The worker expects a JSON payload with the following structure:

{
    "path": "https://path_to_your_media_payload.json",
    "video": {
        "n_clusters": 3,
        "tsne": true
    },
    "audio": {
        "n_clusters": 3,
        "tsne": false
    }
}
  • path: URL or an aws bucket key to the media payload JSON file. This file contains the details of the media files to be processed.
  • video: Configuration for video processing:
    • n_clusters: Number of clusters for video embeddings.
    • tsne: Boolean flag indicating whether to apply t-SNE dimensionality reduction for video embeddings.
  • audio: Configuration for audio processing:
    • n_clusters: Number of clusters for audio embeddings.
    • tsne: Boolean flag indicating whether to apply t-SNE dimensionality reduction for audio embeddings.

Media Payload Format:

The media payload JSON file referenced by the path contains an array of media file objects. Each object includes:

  • path: URL or an aws bucket key to the media file (either audio or video).
  • id: A unique identifier for the media file.
  • media_type: The type of the media, either "audio" or "video".
[
    {
        "path": "<URL_OF_MEDIA_FILE(could be a https url or a aws bucket key)>",
        "id": "<UUID(could be any id)",
        "media_type": "<MEDIA_TYPE(video/audio)>"
    }
]

Output:

The Clustering Worker processes the media files, generates embeddings, applies clustering, and performs dimension reduction. It then sends the results as a JSON report to a report queue.
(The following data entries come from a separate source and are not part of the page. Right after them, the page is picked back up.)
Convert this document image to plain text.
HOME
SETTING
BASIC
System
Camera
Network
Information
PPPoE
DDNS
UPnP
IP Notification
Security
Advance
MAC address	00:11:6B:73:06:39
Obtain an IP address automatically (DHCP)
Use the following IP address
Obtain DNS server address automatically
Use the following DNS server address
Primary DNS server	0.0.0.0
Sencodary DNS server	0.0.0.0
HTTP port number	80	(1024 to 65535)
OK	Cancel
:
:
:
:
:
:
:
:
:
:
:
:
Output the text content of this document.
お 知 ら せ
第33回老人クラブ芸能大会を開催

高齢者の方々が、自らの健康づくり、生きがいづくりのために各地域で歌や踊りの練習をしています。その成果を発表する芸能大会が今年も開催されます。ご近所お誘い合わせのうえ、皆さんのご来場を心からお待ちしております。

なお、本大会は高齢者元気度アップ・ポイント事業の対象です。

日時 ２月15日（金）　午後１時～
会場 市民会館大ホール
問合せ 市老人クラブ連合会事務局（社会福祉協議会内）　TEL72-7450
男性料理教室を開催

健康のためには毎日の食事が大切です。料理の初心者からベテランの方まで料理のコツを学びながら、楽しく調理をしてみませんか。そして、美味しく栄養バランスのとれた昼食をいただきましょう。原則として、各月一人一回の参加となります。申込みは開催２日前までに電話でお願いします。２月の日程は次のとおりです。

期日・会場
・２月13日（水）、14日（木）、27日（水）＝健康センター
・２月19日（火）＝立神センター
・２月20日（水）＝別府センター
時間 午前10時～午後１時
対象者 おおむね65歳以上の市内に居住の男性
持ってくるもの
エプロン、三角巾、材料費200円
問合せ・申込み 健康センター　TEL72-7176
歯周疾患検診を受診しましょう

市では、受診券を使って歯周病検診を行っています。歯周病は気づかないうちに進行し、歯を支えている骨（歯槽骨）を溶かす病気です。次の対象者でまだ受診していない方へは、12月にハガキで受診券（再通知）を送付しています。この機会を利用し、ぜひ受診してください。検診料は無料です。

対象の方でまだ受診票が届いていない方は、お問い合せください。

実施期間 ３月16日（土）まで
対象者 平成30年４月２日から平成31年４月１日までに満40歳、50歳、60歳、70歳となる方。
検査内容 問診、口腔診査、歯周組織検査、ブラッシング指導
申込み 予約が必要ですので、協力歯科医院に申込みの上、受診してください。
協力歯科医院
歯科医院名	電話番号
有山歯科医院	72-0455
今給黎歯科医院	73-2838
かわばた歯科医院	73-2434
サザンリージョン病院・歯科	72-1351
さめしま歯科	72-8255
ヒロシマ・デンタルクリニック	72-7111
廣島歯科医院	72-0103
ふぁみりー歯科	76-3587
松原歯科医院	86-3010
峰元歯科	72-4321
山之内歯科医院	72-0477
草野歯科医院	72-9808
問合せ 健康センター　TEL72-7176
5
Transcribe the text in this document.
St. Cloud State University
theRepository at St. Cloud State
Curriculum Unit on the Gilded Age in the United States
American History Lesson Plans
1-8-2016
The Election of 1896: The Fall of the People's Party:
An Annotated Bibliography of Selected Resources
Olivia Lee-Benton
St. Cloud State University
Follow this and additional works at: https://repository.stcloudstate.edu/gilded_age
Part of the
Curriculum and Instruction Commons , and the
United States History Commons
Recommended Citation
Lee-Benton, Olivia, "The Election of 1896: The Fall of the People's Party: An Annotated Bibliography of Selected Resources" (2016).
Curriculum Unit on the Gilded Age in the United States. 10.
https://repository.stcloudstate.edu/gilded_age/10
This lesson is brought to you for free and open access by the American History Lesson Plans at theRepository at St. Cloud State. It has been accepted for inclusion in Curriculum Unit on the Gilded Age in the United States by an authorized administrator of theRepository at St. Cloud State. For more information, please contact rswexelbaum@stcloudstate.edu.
The report contains the following fields:

{
  "clustering_results": {
    "audio": {
      "cluster_0": ["<UUID1>", "<UUID2>", "..."],
      "cluster_1": ["<UUID3>", "<UUID4>", "..."]
    },
    "video": {
      "cluster_0": ["<UUID5>", "<UUID6>", "..."],
      "cluster_1": ["<UUID7>", "<UUID8>", "..."]
    }
  },
  "dim_reduction_results": {
    "audio": [
      {"payload": "<UUID1>", "reduced_embedding": ["x1", "y1"]},
      {"payload": "<UUID2>", "reduced_embedding": ["x2", "y2"]}
    ],
    "video": [
      {"payload": "<UUID5>", "reduced_embedding": ["x5", "y5"]},
      {"payload": "<UUID6>", "reduced_embedding": ["x6", "y6"]}
    ]
  },
  "status": "indexed",
  "status_code": 200
}

5. Queue Names

  1. The Index Queue should be called == clustering-media-index-queue.
  • This is the Queue in which the worker will receive the media files.
  1. The Report Queue should be called == clustering-media-report-queue.
  • This is the Queue in which the worker will send reports after processing the media item.

Note

The current dimension reduction operator uses the t-SNE algorithm and is initialized with perplexity: 5 due to the limited number of samples available for testing during local development. For production environments, where more data is typically available, it is recommended to adjust the perplexity to a higher value (e.g., 30) to better capture the global structure of the data.